External Transactions
Early feedback on the concept of an ecosystem revealed inconsistent perspectives for incorporating payment processing directly into this specification, as not all operators are capable of providing (let alone interested in) “checkout” processes often present in commercial platforms. For this reason, the approach of allowing, but not requiring, an ordering process has been adopted.
For products requiring an explicit ordering/checkout process for Entitlement, end users should be redirected to an external ordering URL provided by the ISV. When the user completes checkout, the ISV creates an Entitlement via marketplace API prior to redirecting them back to the marketplace. The allows for extremely flexible sales processes while preserving a marketplaces ability to manage Entitlements.
The ability to to externalize payment processing allows for operators to optionally avoid the complexities, administrative and legal headaches of being a middleman in a resale arrangement if they so choose.

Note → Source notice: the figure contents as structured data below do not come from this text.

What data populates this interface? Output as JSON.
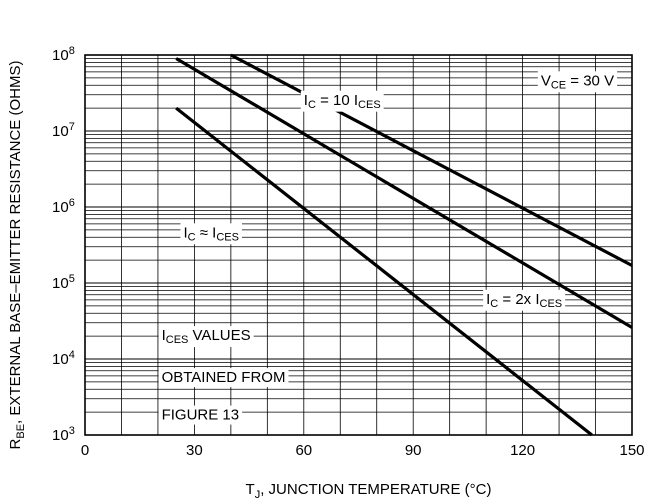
{
  "chart_data": {
    "type": "line",
    "xlabel_main": "T",
    "xlabel_sub": "J",
    "xlabel_rest": ", JUNCTION TEMPERATURE (°C)",
    "ylabel_main": "R",
    "ylabel_sub": "BE",
    "ylabel_rest": ", EXTERNAL BASE–EMITTER RESISTANCE (OHMS)",
    "xlim": [
      0,
      150
    ],
    "ylim": [
      1000,
      100000000
    ],
    "y_scale": "log",
    "grid": true,
    "x_ticks": [
      0,
      30,
      60,
      90,
      120,
      150
    ],
    "x_tick_labels": [
      "0",
      "30",
      "60",
      "90",
      "120",
      "150"
    ],
    "y_ticks": [
      1000,
      10000,
      100000,
      1000000,
      10000000,
      100000000
    ],
    "y_tick_bases": [
      "10",
      "10",
      "10",
      "10",
      "10",
      "10"
    ],
    "y_tick_exps": [
      "3",
      "4",
      "5",
      "6",
      "7",
      "8"
    ],
    "series": [
      {
        "points": [
          [
            40,
            100000000
          ],
          [
            150,
            170000
          ]
        ]
      },
      {
        "points": [
          [
            25,
            90000000
          ],
          [
            150,
            26000
          ]
        ]
      },
      {
        "points": [
          [
            25,
            20000000
          ],
          [
            139,
            1000
          ]
        ]
      }
    ],
    "annotations": [
      {
        "id": "ic-10ices",
        "x": 60,
        "y": 25000000,
        "parts": [
          [
            "I",
            ""
          ],
          [
            "C",
            "sub"
          ],
          [
            " = 10 I",
            ""
          ],
          [
            "CES",
            "sub"
          ]
        ]
      },
      {
        "id": "vce-30v",
        "x": 125,
        "y": 45000000,
        "parts": [
          [
            "V",
            ""
          ],
          [
            "CE",
            "sub"
          ],
          [
            " = 30 V",
            ""
          ]
        ]
      },
      {
        "id": "ic-approx-ices",
        "x": 27,
        "y": 450000,
        "parts": [
          [
            "I",
            ""
          ],
          [
            "C",
            "sub"
          ],
          [
            " ≈ I",
            ""
          ],
          [
            "CES",
            "sub"
          ]
        ]
      },
      {
        "id": "ic-2x-ices",
        "x": 110,
        "y": 60000,
        "parts": [
          [
            "I",
            ""
          ],
          [
            "C",
            "sub"
          ],
          [
            " = 2x I",
            ""
          ],
          [
            "CES",
            "sub"
          ]
        ]
      },
      {
        "id": "ices-values-1",
        "x": 21,
        "y": 20000,
        "parts": [
          [
            "I",
            ""
          ],
          [
            "CES",
            "sub"
          ],
          [
            " VALUES",
            ""
          ]
        ]
      },
      {
        "id": "ices-values-2",
        "x": 21,
        "y": 5600,
        "parts": [
          [
            "OBTAINED FROM",
            ""
          ]
        ]
      },
      {
        "id": "ices-values-3",
        "x": 21,
        "y": 1800,
        "parts": [
          [
            "FIGURE 13",
            ""
          ]
        ]
      }
    ]
  }
}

In those cases, Focus may then remain on curation and validation activities. Alternatively, operators may do the complete opposite by electing to fully manage the ordering process on behalf of ISVs. Both are acceptable operational models.
Dependencies and Sublicensure
Interoperable, computable clinical content is enabled by common underlying terminology systems and information models. Presence of required dependencies unfortunately does not imply the consumer holds the right to use those dependencies.
This is further complicated by a jungle of terminology-level licensing models. NLM’s UMLS license defines a tiered class system of licensing terms based on the nature of a work, and is used by RxNorm, VSAC, and many others. US users may only acquire SNOMED CT through UMLS license. No means of organization-level licensing is provided, nor a means of redistributing UMLS content: not even for Government organizations. It is woefully inadequate and presents significant headaches for content producers wanting to publish computable content with “plug ‘n’ play” ease. Unfortunately, most informaticians seem to ignore the issue. Violations are commonplace.
The API does not attempt to model all underlying dependency licenses, as this is an implausable task. Rather, operators should establish clear submission policies to set expectations for what is/isn't permissable.